Micachu: Jewellery

 

Rating: 8.5 / Format: CD/LP / Label: Rough Trade

The ‘Golden Phone’/’Do Me Well’ seven-inch was great and the Filthy Friends mixtape was pretty cool, but few would’ve expected Micachu’s debut album to be this good. Perhaps crucially, someone who did was Matthew Herbert, who contacted the East London musician out of the blue and offered to produce her work. Herbert presumably saw a piece of himself in Mica – the legacy of his cut ‘n’ paste approach to music exists in every note of Jewellery; the rattling loops, the mimetic hoover-referencing, the genius ‘ding!’ on ‘Do Me Well’.

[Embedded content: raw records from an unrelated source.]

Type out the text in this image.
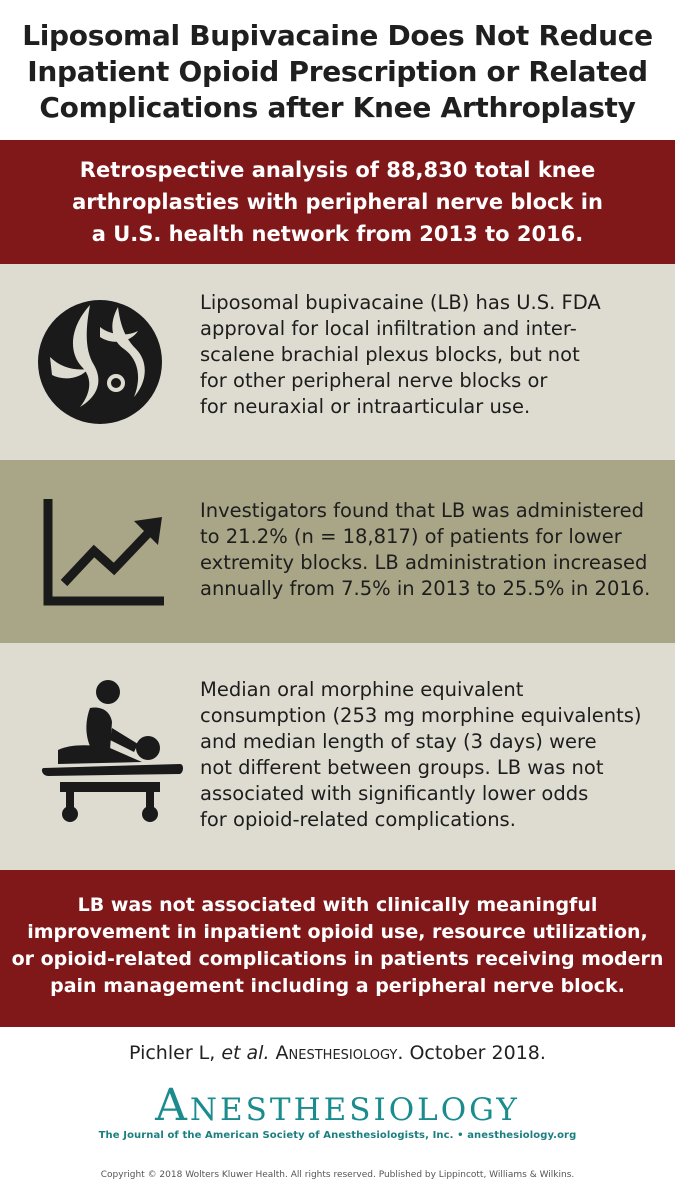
Liposomal Bupivacaine Does Not Reduce
Inpatient Opioid Prescription or Related
Complications after Knee Arthroplasty
Retrospective analysis of 88,830 total knee
arthroplasties with peripheral nerve block in
a U.S. health network from 2013 to 2016.
Liposomal bupivacaine (LB) has U.S. FDA
approval for local infiltration and inter-
scalene brachial plexus blocks, but not
for other peripheral nerve blocks or
for neuraxial or intraarticular use.
Investigators found that LB was administered
to 21.2% (n = 18,817) of patients for lower
extremity blocks. LB administration increased
annually from 7.5% in 2013 to 25.5% in 2016.
Median oral morphine equivalent
consumption (253 mg morphine equivalents)
and median length of stay (3 days) were
not different between groups. LB was not
associated with significantly lower odds
for opioid-related complications.
LB was not associated with clinically meaningful
improvement in inpatient opioid use, resource utilization,
or opioid-related complications in patients receiving modern
pain management including a peripheral nerve block.
Pichler L, et al. Anesthesiology. October 2018.
Anesthesiology
The Journal of the American Society of Anesthesiologists, Inc. • anesthesiology.org
Copyright © 2018 Wolters Kluwer Health. All rights reserved. Published by Lippincott, Williams & Wilkins.
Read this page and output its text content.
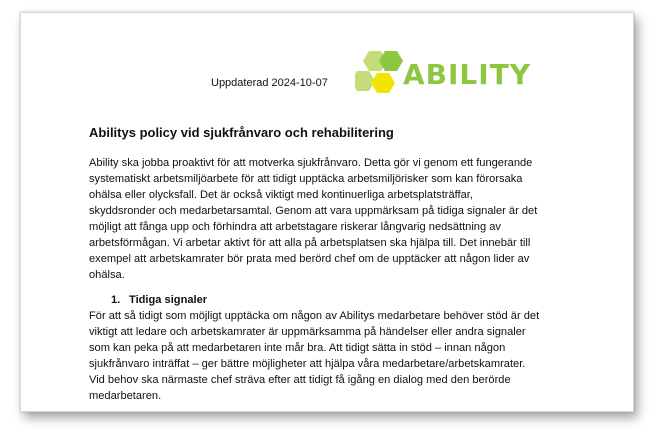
Uppdaterad 2024-10-07	ABILITY
Abilitys policy vid sjukfrånvaro och rehabilitering

Ability ska jobba proaktivt för att motverka sjukfrånvaro. Detta gör vi genom ett fungerande

systematiskt arbetsmiljöarbete för att tidigt upptäcka arbetsmiljörisker som kan förorsaka

ohälsa eller olycksfall. Det är också viktigt med kontinuerliga arbetsplatsträffar,

skyddsronder och medarbetarsamtal. Genom att vara uppmärksam på tidiga signaler är det

möjligt att fånga upp och förhindra att arbetstagare riskerar långvarig nedsättning av

arbetsförmågan. Vi arbetar aktivt för att alla på arbetsplatsen ska hjälpa till. Det innebär till

exempel att arbetskamrater bör prata med berörd chef om de upptäcker att någon lider av

ohälsa.

1. Tidiga signaler

För att så tidigt som möjligt upptäcka om någon av Abilitys medarbetare behöver stöd är det

viktigt att ledare och arbetskamrater är uppmärksamma på händelser eller andra signaler

som kan peka på att medarbetaren inte mår bra. Att tidigt sätta in stöd – innan någon

sjukfrånvaro inträffat – ger bättre möjligheter att hjälpa våra medarbetare/arbetskamrater.

Vid behov ska närmaste chef sträva efter att tidigt få igång en dialog med den berörde

medarbetaren.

But the Shapes aren’t a doo-wop group and this is nowhere near a Spector job; the band’s talent and personality shine through every route Jewellery decides to go down, whether that’s adopting a Fiery Furnaces-style laissez faire approach to song structure, scratchy lo-fi aesthetics or skittish, crashing pop waves. The constants are great hooks, wicked turns of sound and a wonderful singer who warbles, mumbles and stutters her way through a miniature odyssey that’s over in half an hour and ends on ‘Do Me Well’, one of the best songs of the decade.

Or at least, did end on it before they changed the track-listing – this review had unfortunately already gone to print.